Automatic Lip Reading of Persian Words by a Robotic System Using Deep Learning Algorithms
Amir Gholipour,Hoda Mohammadzade,Ali Ghadami,Alireza Taheri
DOI: https://doi.org/10.1007/s40998-024-00756-4
2024-10-02
Iranian Journal of Science and Technology Transactions of Electrical Engineering
Abstract:To perform a sign properly and accurately in Iranian Sign Language, the lips must move dynamically in addition to the fingers and hands moving. The current study aims to develop an Automatic Lip-Reading (ALR) system for some Persian words using Deep Neural Networks and implement it on the Apo social robot. We have suggested two ALR systems to achieve this goal. Convolutional Neural Network (CNN) and Long Short-Term Memory (LSTM) units were utilized in one network, and CNN and Transformer networks (instead of LSTM) were used in the other.

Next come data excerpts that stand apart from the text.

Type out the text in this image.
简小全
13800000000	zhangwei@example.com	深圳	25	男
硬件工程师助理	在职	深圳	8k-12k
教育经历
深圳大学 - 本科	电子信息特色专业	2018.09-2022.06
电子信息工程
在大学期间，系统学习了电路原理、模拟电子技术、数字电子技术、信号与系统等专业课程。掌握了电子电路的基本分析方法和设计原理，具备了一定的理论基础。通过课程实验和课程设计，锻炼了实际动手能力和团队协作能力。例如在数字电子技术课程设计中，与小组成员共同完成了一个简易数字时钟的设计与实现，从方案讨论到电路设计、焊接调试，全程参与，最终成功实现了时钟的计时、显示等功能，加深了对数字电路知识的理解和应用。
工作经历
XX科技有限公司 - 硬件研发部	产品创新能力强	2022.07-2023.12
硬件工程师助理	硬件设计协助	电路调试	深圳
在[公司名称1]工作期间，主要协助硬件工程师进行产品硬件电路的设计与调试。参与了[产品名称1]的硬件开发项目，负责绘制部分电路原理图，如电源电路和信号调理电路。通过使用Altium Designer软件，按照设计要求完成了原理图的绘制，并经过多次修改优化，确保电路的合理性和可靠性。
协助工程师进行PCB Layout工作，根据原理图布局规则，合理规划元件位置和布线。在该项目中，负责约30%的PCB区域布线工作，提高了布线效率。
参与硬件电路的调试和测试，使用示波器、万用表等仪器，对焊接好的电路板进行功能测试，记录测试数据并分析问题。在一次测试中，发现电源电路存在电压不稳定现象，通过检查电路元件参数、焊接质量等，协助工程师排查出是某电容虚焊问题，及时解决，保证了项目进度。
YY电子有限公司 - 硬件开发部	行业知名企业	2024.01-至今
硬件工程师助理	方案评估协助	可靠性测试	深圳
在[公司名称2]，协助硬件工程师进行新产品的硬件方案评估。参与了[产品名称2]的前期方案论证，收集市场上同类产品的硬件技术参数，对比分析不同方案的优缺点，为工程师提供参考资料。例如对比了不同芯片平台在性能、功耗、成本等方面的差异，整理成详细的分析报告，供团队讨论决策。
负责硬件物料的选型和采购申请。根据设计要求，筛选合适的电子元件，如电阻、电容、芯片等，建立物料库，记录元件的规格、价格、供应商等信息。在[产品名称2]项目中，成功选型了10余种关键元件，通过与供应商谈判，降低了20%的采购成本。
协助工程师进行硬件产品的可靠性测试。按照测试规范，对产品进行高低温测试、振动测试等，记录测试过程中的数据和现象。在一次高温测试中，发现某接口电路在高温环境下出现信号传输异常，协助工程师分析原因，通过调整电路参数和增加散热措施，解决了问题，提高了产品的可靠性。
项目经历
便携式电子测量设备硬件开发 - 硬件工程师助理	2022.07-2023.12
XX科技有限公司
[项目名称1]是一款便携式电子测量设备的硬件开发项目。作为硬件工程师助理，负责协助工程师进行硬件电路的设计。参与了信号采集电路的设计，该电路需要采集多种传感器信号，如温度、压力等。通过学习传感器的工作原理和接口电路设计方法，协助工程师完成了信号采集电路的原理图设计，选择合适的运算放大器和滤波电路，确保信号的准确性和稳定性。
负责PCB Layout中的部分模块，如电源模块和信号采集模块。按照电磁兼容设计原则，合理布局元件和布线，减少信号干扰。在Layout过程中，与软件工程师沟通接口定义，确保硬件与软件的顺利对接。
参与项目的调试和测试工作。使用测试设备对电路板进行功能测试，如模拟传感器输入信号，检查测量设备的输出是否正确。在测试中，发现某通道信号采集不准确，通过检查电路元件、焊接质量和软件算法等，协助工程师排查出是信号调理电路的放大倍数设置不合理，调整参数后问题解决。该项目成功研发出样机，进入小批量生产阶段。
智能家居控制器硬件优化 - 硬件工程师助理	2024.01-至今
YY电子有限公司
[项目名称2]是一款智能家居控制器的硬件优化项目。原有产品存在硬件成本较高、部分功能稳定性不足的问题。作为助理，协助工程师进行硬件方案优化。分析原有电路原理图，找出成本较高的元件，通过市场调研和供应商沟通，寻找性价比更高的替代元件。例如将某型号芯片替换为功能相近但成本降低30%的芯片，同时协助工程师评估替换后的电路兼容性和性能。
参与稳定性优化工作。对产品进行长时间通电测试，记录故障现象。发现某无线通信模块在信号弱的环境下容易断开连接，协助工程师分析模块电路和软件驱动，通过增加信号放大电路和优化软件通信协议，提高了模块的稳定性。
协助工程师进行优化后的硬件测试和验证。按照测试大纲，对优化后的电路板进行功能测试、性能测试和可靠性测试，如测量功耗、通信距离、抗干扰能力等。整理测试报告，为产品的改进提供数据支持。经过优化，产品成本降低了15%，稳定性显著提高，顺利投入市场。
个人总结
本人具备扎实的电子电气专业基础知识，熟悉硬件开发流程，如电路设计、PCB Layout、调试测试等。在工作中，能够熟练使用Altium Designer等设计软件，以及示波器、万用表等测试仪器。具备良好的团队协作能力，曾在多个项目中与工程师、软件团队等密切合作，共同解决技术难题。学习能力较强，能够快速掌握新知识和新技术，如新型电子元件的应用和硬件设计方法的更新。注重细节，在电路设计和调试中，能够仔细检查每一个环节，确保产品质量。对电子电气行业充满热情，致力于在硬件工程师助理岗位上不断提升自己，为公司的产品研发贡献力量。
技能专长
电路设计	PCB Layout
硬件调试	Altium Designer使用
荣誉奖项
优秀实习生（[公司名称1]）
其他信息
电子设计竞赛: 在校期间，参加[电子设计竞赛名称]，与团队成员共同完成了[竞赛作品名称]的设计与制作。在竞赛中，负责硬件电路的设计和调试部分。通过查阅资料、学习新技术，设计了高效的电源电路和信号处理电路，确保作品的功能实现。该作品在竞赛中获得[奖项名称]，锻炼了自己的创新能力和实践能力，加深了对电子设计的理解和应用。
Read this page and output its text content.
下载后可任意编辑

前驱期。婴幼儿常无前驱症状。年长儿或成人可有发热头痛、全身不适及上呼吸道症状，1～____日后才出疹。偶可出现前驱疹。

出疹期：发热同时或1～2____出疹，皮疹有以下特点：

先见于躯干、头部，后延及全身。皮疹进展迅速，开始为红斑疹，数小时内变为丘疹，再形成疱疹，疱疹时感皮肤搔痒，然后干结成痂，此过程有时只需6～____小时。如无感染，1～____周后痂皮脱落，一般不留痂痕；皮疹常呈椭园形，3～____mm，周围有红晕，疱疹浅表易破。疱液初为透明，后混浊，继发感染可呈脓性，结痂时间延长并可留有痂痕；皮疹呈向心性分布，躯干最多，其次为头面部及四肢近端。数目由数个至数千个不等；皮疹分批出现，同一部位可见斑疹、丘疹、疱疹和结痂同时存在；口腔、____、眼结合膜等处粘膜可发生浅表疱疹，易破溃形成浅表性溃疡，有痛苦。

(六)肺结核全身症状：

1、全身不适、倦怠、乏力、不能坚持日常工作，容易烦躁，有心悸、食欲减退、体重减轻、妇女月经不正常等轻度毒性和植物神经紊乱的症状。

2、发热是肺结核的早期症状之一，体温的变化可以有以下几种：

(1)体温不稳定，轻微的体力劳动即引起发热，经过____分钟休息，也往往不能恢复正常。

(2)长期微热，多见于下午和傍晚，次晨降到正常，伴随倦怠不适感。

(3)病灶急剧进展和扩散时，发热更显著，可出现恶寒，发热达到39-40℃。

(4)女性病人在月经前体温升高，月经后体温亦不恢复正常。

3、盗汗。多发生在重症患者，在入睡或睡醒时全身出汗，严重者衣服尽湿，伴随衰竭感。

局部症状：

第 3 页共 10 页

In order to determine the accuracy of the proposed networks with Persian words, we also recorded/gathered a Persian language dataset in which 50 individuals repeated each of the 25 selected words/phrases four times. The CNN-LSTM network and the Transformer network had accuracy rates of 94.4% and 96.2% for this dataset, respectively. The second network's results demonstrated that it is entirely appropriate and acceptable for the research's ultimate objective—implementation on the Apo social robot. The practical test results for five participants after implementing the proposed Transformer network on the robot were 80.6%, which is fairly promising in real situations. This study advanced us one step further in reaching our ultimate goal of providing reciprocal human–robot interaction platforms via ISL. We also trained/used the proposed networks' architectures to recognize the utterances in the OuluVS2 database (which is an English database), which allowed us to assess how well such structures worked and to make rough comparisons with other studies in the literature. For this database, the accuracy rates of the CNN-LSTM network and the Transformer network were 91.39% and 92.22%, respectively. Our suggested networks were not the most accurate for the OuluVS2 database (which is around 95%, according to the literature), but they were quite near the top ones. Furthermore, compared to some more complex and even pre-trained networks, our non-complex structured networks were able to provide acceptable results.
engineering, electrical & electronic